Mir raubt es sie gewiss nicht. Der zweite Pfeil flog heran. Tungdil blieb gerade noch Zeit, seinen Schild hochzureißen, der dem gefiederten Tod den Großteil seiner Wucht nahm.

Fluchend stürmte Sinthoras auf sie zu und befahl den Angriff.

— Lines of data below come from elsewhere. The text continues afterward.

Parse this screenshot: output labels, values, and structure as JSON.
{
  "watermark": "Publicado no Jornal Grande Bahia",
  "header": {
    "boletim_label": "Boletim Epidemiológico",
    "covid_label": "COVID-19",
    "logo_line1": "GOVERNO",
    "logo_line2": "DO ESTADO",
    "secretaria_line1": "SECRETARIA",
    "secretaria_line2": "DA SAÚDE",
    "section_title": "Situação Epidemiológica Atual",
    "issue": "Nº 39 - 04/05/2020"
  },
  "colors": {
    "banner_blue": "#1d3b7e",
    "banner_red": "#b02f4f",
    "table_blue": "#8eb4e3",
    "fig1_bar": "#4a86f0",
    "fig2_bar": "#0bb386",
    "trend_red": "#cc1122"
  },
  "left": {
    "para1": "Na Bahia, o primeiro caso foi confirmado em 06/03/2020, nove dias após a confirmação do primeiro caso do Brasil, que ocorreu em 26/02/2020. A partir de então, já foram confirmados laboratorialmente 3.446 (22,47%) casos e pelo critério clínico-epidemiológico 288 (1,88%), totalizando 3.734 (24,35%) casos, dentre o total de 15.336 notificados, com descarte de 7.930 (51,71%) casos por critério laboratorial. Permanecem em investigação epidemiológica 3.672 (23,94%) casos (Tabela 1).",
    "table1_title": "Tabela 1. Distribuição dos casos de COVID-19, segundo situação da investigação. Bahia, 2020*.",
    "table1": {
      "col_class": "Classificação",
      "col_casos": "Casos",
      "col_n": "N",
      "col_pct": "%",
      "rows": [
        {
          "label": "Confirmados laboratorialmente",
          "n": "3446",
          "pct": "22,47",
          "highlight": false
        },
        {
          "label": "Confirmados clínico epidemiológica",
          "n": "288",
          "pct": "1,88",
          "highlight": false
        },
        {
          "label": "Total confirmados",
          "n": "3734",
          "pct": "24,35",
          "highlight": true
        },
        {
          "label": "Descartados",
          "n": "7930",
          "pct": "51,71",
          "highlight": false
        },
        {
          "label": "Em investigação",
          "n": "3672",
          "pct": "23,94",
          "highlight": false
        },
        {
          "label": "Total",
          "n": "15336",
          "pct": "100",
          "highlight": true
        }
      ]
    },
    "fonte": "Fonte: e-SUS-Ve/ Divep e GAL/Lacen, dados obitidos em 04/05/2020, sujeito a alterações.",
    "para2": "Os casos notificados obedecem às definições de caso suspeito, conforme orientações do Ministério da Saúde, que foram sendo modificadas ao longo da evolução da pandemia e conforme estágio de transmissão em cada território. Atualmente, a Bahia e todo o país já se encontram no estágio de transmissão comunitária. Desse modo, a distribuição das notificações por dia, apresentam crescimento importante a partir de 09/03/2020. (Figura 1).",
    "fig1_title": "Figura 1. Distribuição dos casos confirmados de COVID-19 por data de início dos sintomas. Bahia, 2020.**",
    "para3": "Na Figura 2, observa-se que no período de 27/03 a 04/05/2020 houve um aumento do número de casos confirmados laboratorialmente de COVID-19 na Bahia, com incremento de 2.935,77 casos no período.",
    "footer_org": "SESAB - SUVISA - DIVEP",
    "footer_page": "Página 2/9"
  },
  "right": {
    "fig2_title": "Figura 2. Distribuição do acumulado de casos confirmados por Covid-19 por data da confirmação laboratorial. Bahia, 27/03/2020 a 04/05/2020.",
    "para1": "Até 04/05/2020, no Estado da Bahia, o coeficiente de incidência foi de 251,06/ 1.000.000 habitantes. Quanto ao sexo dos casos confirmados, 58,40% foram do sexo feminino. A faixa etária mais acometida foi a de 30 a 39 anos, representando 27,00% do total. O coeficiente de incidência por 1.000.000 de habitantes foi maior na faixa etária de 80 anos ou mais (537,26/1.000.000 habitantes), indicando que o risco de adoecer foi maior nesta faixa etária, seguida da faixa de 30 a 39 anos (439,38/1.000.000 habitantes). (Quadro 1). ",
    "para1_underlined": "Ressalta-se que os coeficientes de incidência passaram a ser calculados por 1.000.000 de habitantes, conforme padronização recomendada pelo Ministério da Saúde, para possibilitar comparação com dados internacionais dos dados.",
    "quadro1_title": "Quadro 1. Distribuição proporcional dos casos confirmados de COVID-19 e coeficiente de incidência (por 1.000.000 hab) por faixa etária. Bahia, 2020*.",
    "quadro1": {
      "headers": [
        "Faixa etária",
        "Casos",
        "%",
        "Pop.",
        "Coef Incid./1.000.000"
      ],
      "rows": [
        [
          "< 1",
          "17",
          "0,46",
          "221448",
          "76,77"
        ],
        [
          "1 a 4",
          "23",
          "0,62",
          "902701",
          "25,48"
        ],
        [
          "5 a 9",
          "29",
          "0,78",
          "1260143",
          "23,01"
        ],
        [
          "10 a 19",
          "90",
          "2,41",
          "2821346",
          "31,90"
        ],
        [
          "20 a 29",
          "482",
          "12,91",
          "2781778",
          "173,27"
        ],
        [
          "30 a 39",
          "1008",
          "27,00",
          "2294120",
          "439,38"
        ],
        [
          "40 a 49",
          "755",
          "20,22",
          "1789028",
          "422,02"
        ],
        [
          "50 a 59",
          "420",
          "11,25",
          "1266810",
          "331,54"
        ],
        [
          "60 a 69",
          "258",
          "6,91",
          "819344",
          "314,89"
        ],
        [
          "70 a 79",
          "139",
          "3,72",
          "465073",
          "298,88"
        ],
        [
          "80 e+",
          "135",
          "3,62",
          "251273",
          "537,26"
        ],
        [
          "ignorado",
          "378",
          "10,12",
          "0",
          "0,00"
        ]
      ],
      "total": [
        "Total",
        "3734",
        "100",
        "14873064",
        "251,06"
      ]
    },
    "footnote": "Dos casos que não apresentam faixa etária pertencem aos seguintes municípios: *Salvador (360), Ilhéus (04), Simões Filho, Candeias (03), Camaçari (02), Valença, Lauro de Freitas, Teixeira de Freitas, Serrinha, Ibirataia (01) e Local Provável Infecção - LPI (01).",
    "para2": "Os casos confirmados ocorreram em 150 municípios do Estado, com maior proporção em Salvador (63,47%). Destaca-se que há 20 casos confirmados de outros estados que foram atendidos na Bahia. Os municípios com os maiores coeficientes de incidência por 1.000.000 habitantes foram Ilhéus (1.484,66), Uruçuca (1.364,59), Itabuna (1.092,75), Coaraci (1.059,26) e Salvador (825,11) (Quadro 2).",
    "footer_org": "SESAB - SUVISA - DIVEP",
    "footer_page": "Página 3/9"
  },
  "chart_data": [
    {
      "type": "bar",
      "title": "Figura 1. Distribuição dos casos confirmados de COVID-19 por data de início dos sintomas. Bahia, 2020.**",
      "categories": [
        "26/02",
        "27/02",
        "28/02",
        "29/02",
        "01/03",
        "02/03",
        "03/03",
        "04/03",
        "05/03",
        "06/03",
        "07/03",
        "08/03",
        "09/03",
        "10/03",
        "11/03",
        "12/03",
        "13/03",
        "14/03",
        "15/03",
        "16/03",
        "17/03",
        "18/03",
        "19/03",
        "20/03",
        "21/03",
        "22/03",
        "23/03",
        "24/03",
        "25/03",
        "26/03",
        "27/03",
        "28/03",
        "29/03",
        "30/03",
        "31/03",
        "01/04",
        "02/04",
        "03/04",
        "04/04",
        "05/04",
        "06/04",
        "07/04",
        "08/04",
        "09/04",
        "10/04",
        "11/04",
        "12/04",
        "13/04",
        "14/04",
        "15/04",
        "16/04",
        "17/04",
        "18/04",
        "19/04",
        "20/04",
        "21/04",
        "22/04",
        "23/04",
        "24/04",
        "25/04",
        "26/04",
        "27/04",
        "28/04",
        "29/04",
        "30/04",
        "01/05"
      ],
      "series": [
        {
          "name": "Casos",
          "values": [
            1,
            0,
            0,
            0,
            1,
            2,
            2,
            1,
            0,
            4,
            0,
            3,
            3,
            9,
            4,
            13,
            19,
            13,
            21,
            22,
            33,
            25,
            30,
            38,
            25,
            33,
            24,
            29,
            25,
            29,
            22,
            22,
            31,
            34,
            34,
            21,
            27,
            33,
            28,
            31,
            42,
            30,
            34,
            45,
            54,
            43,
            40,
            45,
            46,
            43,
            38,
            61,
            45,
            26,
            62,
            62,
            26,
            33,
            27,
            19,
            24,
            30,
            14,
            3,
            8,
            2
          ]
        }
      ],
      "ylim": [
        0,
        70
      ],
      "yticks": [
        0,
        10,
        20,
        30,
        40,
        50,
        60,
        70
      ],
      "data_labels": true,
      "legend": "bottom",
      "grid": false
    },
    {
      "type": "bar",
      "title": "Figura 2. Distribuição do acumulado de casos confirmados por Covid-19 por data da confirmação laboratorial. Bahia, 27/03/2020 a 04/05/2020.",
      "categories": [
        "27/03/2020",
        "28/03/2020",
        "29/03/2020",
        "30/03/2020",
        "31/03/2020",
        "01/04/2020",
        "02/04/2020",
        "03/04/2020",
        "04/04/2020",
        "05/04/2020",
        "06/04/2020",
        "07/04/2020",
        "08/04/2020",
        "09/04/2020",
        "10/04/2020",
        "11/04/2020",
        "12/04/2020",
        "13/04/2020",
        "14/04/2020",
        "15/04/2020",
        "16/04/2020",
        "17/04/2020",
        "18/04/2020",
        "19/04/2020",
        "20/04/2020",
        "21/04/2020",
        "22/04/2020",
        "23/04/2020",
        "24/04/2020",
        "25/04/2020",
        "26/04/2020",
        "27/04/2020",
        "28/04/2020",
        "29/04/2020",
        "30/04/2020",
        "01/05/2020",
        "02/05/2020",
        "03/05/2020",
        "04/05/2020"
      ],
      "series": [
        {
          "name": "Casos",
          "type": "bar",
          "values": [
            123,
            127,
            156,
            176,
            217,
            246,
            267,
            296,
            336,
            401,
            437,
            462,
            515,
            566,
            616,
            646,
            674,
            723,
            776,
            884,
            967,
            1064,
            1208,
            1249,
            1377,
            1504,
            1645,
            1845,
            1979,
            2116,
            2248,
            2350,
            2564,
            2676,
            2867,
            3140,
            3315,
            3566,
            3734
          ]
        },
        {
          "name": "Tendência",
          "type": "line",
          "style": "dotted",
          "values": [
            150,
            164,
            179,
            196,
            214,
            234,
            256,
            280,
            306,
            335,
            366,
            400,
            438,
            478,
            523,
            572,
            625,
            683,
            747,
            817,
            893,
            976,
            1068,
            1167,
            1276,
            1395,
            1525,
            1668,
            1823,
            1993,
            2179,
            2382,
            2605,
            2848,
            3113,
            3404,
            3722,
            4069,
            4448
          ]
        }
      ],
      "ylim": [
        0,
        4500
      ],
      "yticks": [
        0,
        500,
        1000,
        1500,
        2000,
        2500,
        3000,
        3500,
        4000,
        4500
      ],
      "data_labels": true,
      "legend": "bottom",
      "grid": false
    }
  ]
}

»Rasch, Narmora und Boïndil, die Treppe hinauf«, befahl Tungdil. »Vernichtet Nôd’onn, so lange er uns noch nicht bemerkt hat. Wir halten euch den Rücken frei.« Gepresst stöhnend brach er den Schaft des Pfeils, der in seinem Bein steckte, entzwei und bereitete sich auf den Zusammenprall mit den Gegnern vor. Vraccas, lass es ein gutes Ende nehmen, sandte er ein Stoßgebet an seinen Gott und holte aus, auf die Knie des ersten Orks zielend.

Teile der Steintritte platzten ab. Die Dritten hatten das Material nicht gut gewählt, es war im Lauf der Zyklen rissig geworden und machte den Aufstieg des Zwergs und der Halbalbin zu einem gefährlichen Unterfangen.

Sie umrundeten den Pfeiler und schraubten sich höher und höher, ohne nach den Kämpfenden zu schauen. Ihre ganze Aufmerksamkeit galt der kolossalen Gestalt in der malachitfarbenen Robe, die gelegentlich in ihrem Blickfeld erschien. Die Luft wurde wärmer, der Geruch von Blut und Orkinnereien schwebte allgegenwärtig in der Halle.

Als sie den Absatz erreichten, der sie auf die Brücke führte, wuchs ein Famulus wie aus dem Nichts vor ihnen in die Höhe. Er hatte unbemerkt im Schatten des Pfeilers gestanden.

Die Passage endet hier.